Model-based analysis of oligonucleotide arrays: model validation, design issues and standard error application
1 Department of Biostatistics, Harvard School of Public Health, 655 Huntington Avenue, Boston, MA 02115, USA
2 Department of Statistics, Harvard University, One Oxford Street, Boston, MA 02138, USA
Genome Biology 2001, 2:research0032-research0032.11 doi:10.1186/gb-2001-2-8-research0032Published: 3 August 2001
A model-based analysis of oligonucleotide expression arrays we developed previously uses a probe-sensitivity index to capture the response characteristic of a specific probe pair and calculates model-based expression indexes (MBEI). MBEI has standard error attached to it as a measure of accuracy. Here we investigate the stability of the probe-sensitivity index across different tissue types, the reproducibility of results in replicate experiments, and the use of MBEI in perfect match (PM)-only arrays.
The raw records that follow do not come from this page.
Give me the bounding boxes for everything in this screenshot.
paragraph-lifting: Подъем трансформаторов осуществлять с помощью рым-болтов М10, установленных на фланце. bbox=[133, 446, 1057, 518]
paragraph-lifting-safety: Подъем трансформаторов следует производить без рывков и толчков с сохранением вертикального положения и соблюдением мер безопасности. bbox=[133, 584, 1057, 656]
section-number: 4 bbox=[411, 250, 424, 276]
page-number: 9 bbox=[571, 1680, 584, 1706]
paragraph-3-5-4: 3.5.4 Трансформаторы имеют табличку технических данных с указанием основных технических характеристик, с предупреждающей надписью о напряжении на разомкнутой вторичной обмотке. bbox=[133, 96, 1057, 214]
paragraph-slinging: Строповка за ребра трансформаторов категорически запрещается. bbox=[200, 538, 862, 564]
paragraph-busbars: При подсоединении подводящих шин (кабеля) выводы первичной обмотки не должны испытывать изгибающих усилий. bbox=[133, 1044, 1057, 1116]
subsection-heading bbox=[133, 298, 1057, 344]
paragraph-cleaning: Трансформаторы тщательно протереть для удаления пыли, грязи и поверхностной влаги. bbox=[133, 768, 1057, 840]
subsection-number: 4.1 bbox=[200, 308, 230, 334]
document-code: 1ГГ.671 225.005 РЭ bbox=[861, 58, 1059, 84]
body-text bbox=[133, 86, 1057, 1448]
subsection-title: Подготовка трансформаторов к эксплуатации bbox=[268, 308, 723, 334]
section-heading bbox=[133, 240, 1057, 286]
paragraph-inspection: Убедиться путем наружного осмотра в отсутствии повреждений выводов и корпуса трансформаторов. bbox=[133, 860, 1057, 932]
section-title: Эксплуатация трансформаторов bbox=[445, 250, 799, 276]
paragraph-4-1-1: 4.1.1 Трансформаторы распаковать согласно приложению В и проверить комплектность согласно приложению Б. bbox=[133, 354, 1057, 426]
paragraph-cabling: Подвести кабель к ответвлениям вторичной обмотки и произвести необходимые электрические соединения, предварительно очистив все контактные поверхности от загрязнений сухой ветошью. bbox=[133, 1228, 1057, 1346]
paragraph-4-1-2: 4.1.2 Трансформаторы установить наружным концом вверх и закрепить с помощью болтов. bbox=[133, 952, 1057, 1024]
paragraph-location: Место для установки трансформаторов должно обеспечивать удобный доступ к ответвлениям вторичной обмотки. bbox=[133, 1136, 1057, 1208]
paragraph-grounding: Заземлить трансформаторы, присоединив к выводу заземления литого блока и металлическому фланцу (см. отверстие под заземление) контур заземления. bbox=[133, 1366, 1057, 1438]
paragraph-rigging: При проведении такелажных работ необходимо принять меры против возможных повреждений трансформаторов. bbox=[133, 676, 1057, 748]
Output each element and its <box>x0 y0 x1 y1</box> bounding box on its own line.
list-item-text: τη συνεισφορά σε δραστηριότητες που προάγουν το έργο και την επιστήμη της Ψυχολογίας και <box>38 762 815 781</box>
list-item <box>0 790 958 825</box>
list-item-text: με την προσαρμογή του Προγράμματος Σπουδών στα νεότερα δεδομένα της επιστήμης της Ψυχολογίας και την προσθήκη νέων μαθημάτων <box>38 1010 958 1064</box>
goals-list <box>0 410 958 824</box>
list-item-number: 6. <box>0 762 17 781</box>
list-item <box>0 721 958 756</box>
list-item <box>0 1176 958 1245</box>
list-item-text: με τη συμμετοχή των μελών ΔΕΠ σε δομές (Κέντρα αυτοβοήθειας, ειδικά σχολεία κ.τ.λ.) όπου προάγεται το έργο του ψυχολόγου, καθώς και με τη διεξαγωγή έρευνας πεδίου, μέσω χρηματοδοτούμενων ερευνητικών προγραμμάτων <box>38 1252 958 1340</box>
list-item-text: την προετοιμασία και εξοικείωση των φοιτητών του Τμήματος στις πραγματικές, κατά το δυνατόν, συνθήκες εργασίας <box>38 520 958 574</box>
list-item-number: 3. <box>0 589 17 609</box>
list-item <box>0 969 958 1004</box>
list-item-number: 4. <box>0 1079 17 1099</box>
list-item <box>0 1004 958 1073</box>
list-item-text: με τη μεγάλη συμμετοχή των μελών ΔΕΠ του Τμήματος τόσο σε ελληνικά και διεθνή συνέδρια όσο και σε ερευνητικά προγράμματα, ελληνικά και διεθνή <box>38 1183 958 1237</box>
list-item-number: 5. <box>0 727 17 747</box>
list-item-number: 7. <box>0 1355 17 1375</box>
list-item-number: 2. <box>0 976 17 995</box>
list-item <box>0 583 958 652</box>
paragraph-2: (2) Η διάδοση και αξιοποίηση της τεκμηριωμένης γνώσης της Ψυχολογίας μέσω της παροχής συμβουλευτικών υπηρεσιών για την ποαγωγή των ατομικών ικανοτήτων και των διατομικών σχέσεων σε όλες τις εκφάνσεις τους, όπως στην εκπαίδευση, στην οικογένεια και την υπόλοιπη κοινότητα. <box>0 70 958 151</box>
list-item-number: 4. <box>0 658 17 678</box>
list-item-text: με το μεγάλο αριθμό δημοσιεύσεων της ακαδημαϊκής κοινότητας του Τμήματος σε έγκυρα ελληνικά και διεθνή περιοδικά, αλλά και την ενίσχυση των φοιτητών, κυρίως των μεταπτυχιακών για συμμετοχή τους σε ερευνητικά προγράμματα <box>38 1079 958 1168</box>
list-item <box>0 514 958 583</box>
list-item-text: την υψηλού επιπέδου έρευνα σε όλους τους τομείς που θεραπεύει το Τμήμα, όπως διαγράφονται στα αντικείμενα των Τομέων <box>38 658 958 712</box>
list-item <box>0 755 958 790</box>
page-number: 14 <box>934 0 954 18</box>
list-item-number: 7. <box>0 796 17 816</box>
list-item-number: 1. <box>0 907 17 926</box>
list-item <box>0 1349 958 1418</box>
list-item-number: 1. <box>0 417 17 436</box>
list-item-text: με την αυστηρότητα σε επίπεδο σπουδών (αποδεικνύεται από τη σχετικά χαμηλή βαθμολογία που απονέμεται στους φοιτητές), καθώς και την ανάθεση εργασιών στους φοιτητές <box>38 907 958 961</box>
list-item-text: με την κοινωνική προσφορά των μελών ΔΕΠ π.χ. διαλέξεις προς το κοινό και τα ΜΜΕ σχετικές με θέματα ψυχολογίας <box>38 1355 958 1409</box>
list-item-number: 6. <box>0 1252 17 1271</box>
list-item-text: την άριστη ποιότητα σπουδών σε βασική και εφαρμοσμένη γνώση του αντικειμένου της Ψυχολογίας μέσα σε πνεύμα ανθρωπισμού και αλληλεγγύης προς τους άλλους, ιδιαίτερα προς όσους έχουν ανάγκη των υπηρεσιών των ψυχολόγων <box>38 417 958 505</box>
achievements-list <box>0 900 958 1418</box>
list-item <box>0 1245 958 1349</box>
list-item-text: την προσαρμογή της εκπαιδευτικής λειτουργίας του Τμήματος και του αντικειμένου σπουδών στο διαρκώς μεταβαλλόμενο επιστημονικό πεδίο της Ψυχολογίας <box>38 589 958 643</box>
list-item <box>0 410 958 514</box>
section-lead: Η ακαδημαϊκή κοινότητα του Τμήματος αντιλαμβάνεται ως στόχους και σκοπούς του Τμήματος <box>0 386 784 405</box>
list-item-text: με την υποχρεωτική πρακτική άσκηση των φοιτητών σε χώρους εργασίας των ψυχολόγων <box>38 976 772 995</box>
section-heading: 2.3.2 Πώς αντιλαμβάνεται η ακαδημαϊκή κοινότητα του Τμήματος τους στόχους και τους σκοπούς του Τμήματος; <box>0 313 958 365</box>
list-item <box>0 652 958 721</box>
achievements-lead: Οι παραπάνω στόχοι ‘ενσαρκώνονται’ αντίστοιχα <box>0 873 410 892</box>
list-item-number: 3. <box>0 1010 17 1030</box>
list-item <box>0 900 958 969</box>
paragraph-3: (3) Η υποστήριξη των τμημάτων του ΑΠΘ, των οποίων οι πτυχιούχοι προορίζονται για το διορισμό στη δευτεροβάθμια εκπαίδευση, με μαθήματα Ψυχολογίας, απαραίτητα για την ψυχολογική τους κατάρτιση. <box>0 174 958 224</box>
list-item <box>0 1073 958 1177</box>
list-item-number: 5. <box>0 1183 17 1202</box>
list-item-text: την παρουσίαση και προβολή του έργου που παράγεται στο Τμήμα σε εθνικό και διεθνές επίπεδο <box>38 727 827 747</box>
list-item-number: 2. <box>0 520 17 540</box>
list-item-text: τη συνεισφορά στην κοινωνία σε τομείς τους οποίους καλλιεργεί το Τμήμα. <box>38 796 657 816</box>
Probe-sensitivity indexes are stable across tissue types. The target gene's presence in many arrays of an array set allows the probe-sensitivity index to be estimated accurately. We extended the model to obtain expression values for PM-only arrays, and found that the 20-probe PM-only model is comparable to the 10-probe PM/MM difference model, in terms of the expression correlations with the original 20-probe PM/MM difference model. MBEI method is able to extend the reliable detection limit of expression to a lower mRNA concentration. The standard errors of MBEI can be used to construct confidence intervals of fold changes, and the lower confidence bound of fold change is a better ranking statistic for filtering genes. We can assign reliability indexes for genes in a specific cluster of interest in hierarchical clustering by resampling clustering trees. A software dChip implementing many of these analysis methods is made available.
The model-based approach reduces the variability of low expression estimates, and provides a natural method of calculating expression values for PM-only arrays. The standard errors attached to expression values can be used to assess the reliability of downstream analysis.